M. Michel Amiel. - Comme cela a été dit, cette proposition de loi a le mérite de poser la question de la protection de l'enfance. Je me suis longtemps occupé de ce secteur au sein du conseil départemental des Bouches-du-Rhône. Il existe une grande hétérogénéité d'un département à l'autre. À titre personnel, je pense que la jeunesse devrait redevenir une compétence régalienne de l'État. Cela ne signifie pas qu'il faille revenir à l'assistance publique... Les intitulés des ministères sont révélateurs. L'ASE relève non pas du ministère de l'éducation nationale et de la jeunesse - sous-entendu : « normale » ! -, mais dépend du ministère des affaires sociales, tandis que la protection judiciaire de la jeunesse (PJJ) relève du ministère de la justice. Or, ce sont souvent les mêmes publics dans les deux cas. Si un enfant malheureux peut devenir dangereux, un enfant isolé est toujours en danger. Le texte a donc le mérite de relancer le débat.

Concernant les positions de Mme Doineau et de M. Iacovelli, il est normal que les jeunes aspirent, à un moment ou à un autre, à sortir de l'ASE et ils doivent pouvoir le faire dans de bonnes conditions.

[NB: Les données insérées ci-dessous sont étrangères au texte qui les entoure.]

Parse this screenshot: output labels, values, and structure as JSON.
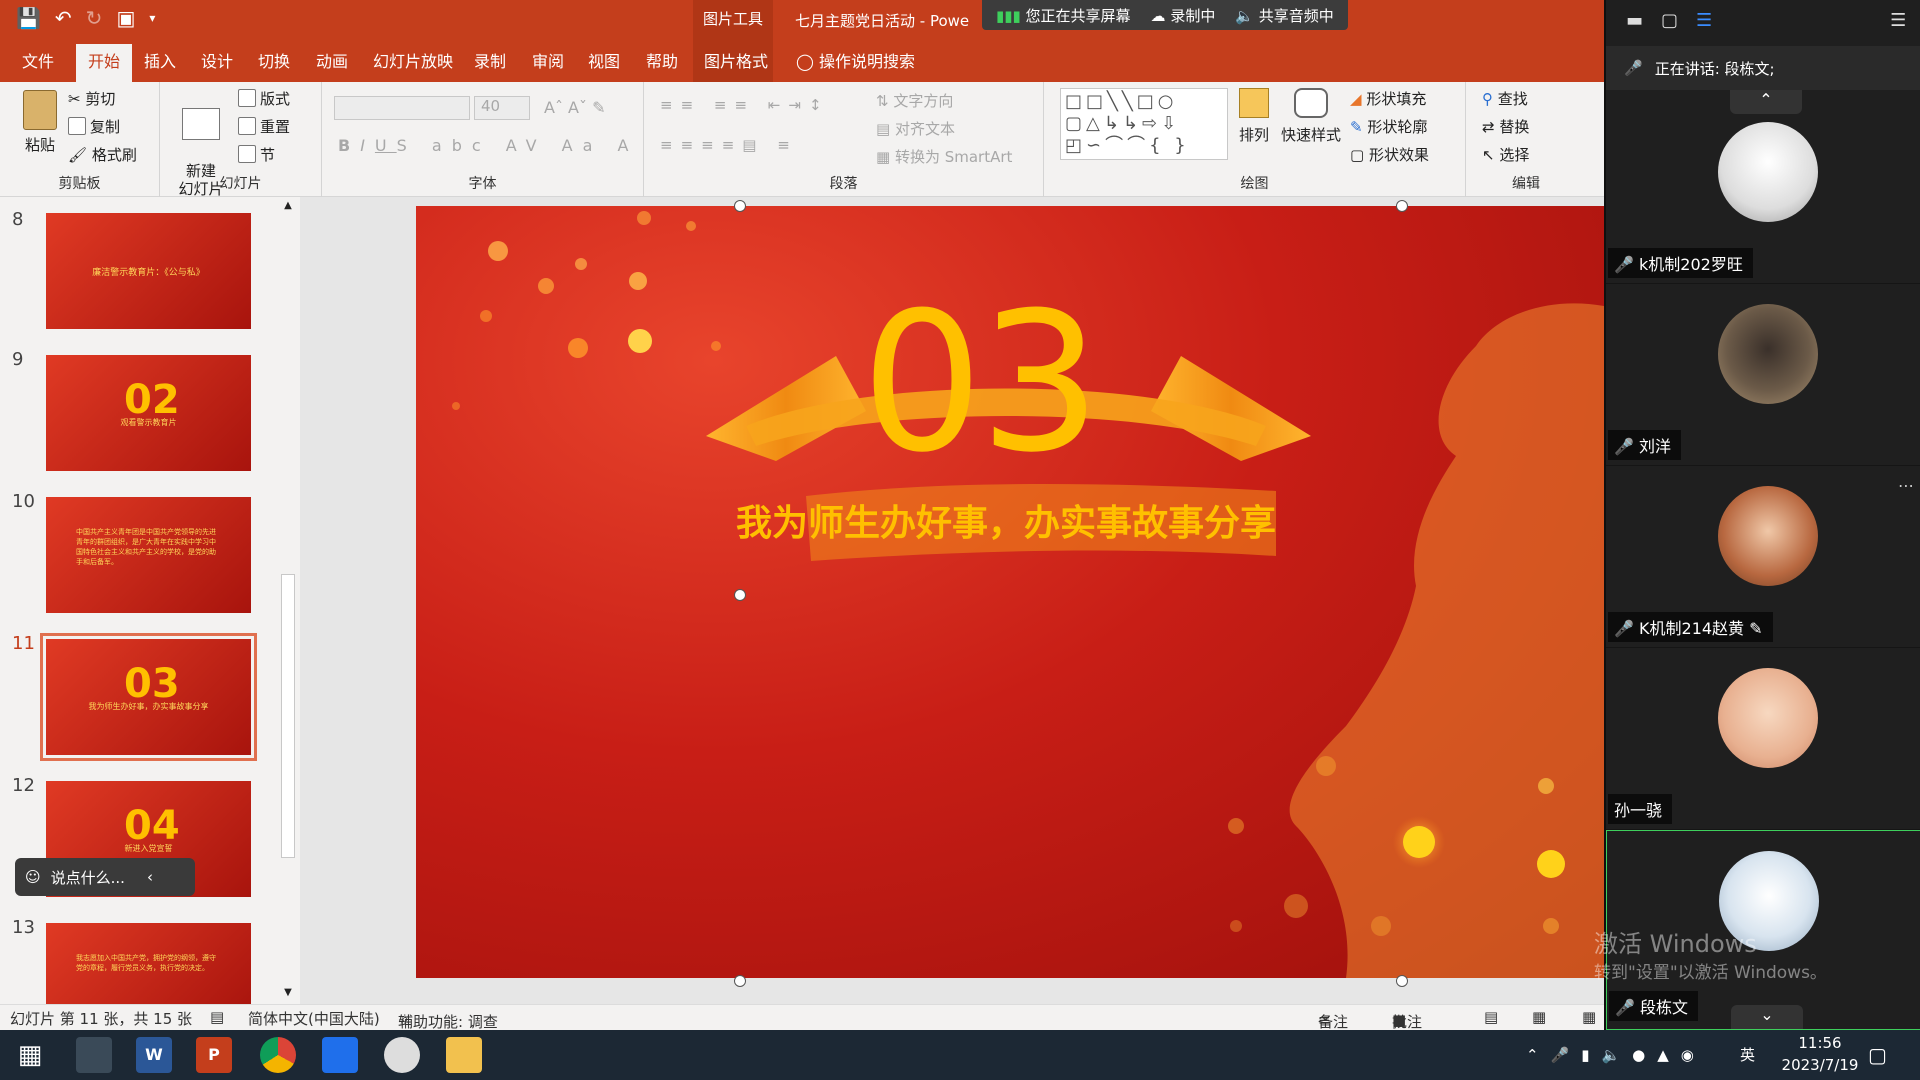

L'essentiel est d'éviter les sorties sèches.

Mme Rossignol a raison, l'abaissement de l'âge de la majorité a eu des effets pervers, en abaissant l'âge limite de prise en charge. Il y a un vide entre 18 et 21 ans, et je prolongerais volontiers la possibilité d'accompagnement jusqu'à 25 ans, ne serait-ce que pour des raisons neuropsychologiques que l'on connaît bien maintenant.

Mme Véronique Guillotin, rapporteure pour avis. - Avant de répondre plus précisément, je tiens à préciser que si la commission n'adopte pas les articles 5,6 et 9, ceux-ci ne seront pas supprimés, mais la discussion en séance portera sur le texte de la proposition de loi dans sa rédaction initiale. Nous pourrons ainsi avoir un débat approfondi dans l'hémicycle. Ce sujet le mérite. Cela va dans le sens de l'intention de Mme Costes.

Des associations ou des banques alimentaires nous l'ont montré, les sorties sèches de l'ASE constituent un vrai défi. Beaucoup de SDF sont ainsi des jeunes majeurs qui sont sortis de l'ASE. La situation n'est pas acceptable.

Merci à Mme Deroche pour son soutien sur l'article 9 relatif à l'attribution des allocations familiales. Fixer un seuil dans la loi ne permettra pas d'apporter une réponse adaptée à toutes les situations. Le mieux est de laisser le juge décider au cas par cas.

Monsieur Iacovelli, je ne suis pas convaincue qu'une obligation de prise en charge jusqu'à 21 ans améliore la situation. Il me semble que l'essentiel est avant tout d'éviter les sorties sèches sans accompagnement.

Madame Gréaume, l'article 5 est satisfait. Le droit actuel ne fixe pas de plancher et n'interdit pas qu'un assistant familial soit agréé pour l'accueil d'un seul mineur.

Aussi, en accord avec Mme Josiane Costes, dont le but principal était de reposer la question du sort des enfants issus de l'ASE, je vous propose de ne pas adopter les articles 5, 6 et 9, tout en soulignant la nécessité de traiter la question des sorties sèches ultérieurement.

La commission proposera à la commission des lois de ne pas adopter les articles 5, 6 et 9.